OBJECTIVE: A systematic review of the literature
on the effects of dexamethasone on the brain from in vivo Selleckchem U0126 studies in humans.
METHODS: A MEDLINE database search (via the PubMed interface) and an EMBASE database search (via the Dialog interface) of the past 35 years was performed. Every article relating to human use reported in English was included. In addition, references of all eligible articles were searched to identify other possible sources.
RESULTS: Twenty-four articles matched the eligibility criteria. There were disparate methodologies and conflicting results, although they tended to indicate a decrease in blood-tumor barrier permeability, decreased tumoral perfusion, decreased tumoral diffusivity, and selleck the possibility of decreased perfusion in contralateral normal-appearing brain tissue.
CONCLUSION: Treatment with dexamethasone may alter imaging parameters from cerebral perfusion studies used in the management of brain tumors. In adequately powered studies, it may be possible to assess the longer term effects of dexamethasone on normal
brain tissue to help optimize use with longer term survivors that are emerging as improvements in glioma treatment are made.”
“Models of growth hormone (GH) rhythmogenesis which we and others have presented suggest that the GH pulses in the circulation are generated by a GH-releasing hormone (GHRH) oscillator with a 1 h periodicity. Here we examine the possibility that this is an intrinsic neuronal rhythm resulting from enzymatic reactions occurring in the axon terminals. A “”Baselator”" feedback reaction sequence can generate an hourly chemical burst of a primer (presumably
a low molecular weight peptide) regulating Ca(2+)-triggered exocytosis of CHAN-loaded vesicles. Accordingly we propose that the priming species is largely immobilized by binding within the terminals. Free unbound primer is able to diffuse and is alternately phosphorylated and dephosphorylated by a kinase and a phosphatase (or undergoes a similar pair of complementary reactions).

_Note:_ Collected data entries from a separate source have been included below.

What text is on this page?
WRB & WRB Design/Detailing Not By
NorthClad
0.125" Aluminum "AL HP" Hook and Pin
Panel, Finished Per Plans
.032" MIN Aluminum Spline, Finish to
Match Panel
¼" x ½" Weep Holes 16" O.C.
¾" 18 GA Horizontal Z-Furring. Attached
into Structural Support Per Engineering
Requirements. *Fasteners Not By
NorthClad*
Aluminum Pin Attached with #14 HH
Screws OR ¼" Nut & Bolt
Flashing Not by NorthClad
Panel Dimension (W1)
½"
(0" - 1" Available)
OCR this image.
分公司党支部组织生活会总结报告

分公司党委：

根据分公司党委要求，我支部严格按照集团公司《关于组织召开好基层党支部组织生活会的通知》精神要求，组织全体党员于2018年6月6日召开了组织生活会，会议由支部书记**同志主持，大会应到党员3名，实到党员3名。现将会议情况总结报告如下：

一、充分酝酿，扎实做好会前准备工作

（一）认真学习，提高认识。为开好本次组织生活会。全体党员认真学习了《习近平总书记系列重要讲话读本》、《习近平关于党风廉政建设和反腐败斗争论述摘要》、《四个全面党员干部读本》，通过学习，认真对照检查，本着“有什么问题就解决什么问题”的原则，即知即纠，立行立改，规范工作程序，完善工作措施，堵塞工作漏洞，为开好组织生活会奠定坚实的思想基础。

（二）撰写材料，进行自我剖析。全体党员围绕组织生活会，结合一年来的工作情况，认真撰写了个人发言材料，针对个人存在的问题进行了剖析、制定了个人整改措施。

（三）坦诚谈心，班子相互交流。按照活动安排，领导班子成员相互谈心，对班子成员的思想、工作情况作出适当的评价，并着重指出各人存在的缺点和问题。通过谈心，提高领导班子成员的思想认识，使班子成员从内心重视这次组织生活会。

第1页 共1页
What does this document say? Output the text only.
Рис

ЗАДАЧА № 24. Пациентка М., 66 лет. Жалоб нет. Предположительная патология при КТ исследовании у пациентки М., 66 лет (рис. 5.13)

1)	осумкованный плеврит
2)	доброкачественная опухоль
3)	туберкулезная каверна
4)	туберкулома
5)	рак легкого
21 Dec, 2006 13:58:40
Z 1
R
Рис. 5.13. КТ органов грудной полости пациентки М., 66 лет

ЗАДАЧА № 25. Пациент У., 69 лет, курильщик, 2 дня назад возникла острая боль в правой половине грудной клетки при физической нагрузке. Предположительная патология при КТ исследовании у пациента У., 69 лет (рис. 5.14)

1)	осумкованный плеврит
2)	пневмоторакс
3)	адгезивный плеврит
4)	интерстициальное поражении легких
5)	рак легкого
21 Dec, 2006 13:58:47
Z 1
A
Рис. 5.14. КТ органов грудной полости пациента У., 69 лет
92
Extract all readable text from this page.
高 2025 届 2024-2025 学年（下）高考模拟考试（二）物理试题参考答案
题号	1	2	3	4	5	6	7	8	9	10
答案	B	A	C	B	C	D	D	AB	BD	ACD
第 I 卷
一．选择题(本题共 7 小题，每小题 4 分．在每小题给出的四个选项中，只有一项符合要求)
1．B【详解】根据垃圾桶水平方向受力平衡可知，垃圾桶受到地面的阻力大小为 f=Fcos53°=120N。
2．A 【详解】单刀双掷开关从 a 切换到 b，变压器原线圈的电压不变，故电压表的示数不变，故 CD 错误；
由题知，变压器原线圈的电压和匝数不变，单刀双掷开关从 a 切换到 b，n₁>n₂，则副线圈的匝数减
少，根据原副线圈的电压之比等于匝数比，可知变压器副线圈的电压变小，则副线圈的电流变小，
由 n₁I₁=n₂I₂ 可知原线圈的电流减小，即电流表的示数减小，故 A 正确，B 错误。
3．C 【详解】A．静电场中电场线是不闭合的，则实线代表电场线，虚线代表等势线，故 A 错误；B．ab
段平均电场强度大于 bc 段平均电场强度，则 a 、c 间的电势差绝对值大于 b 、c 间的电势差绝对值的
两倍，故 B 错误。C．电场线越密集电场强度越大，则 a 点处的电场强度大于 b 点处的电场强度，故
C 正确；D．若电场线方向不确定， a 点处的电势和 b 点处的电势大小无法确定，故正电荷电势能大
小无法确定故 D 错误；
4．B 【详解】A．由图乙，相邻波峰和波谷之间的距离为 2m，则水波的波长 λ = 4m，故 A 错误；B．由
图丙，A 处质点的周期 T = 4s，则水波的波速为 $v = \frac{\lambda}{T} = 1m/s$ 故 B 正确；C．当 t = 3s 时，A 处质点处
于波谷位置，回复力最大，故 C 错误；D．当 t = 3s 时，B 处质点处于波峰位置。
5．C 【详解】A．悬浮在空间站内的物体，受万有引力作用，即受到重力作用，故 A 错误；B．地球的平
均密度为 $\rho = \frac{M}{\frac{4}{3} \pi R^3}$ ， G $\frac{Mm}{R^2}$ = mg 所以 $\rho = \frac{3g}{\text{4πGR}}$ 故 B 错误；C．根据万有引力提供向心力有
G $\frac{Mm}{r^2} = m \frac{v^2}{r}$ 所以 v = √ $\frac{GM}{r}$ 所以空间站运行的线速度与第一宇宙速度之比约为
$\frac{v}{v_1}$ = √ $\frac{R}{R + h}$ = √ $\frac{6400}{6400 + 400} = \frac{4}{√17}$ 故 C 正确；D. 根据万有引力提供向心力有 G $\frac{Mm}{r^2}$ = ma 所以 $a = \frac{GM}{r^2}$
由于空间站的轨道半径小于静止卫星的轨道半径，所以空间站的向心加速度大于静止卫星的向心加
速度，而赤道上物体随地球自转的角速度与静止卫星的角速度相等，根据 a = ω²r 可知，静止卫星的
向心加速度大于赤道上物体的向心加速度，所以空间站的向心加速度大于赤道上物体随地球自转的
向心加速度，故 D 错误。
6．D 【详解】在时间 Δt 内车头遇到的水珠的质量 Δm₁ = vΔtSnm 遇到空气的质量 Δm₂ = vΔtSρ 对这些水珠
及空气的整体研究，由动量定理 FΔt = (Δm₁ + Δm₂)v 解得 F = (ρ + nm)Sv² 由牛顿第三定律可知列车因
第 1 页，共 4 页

Under appropriate conditions involving feedback control IPI-549 of one or other of the enzymes the levels of both unreacted and reacted free primer peak sharply at hourly intervals.
It is self-evident that synchronization between the packed terminals of the GHRH neurons at the median eminence is necessary to generate highly ordered in vivo pulses of GH release. Gap junctions provide a means of interterminal communication for the primer. Simulations of clusters of 4 adjacent axon terminals in a linear array were performed to assess whether and when synchrony can occur. With gap junctions closed the axons were set to be 90 degrees out of phase, i.e. their chemical bursts were separated by 15 min. Opening the gap junctions, assuming either that only the unphosphorylated species permeates, or that both species permeate, resulted in rapid overall synchronization.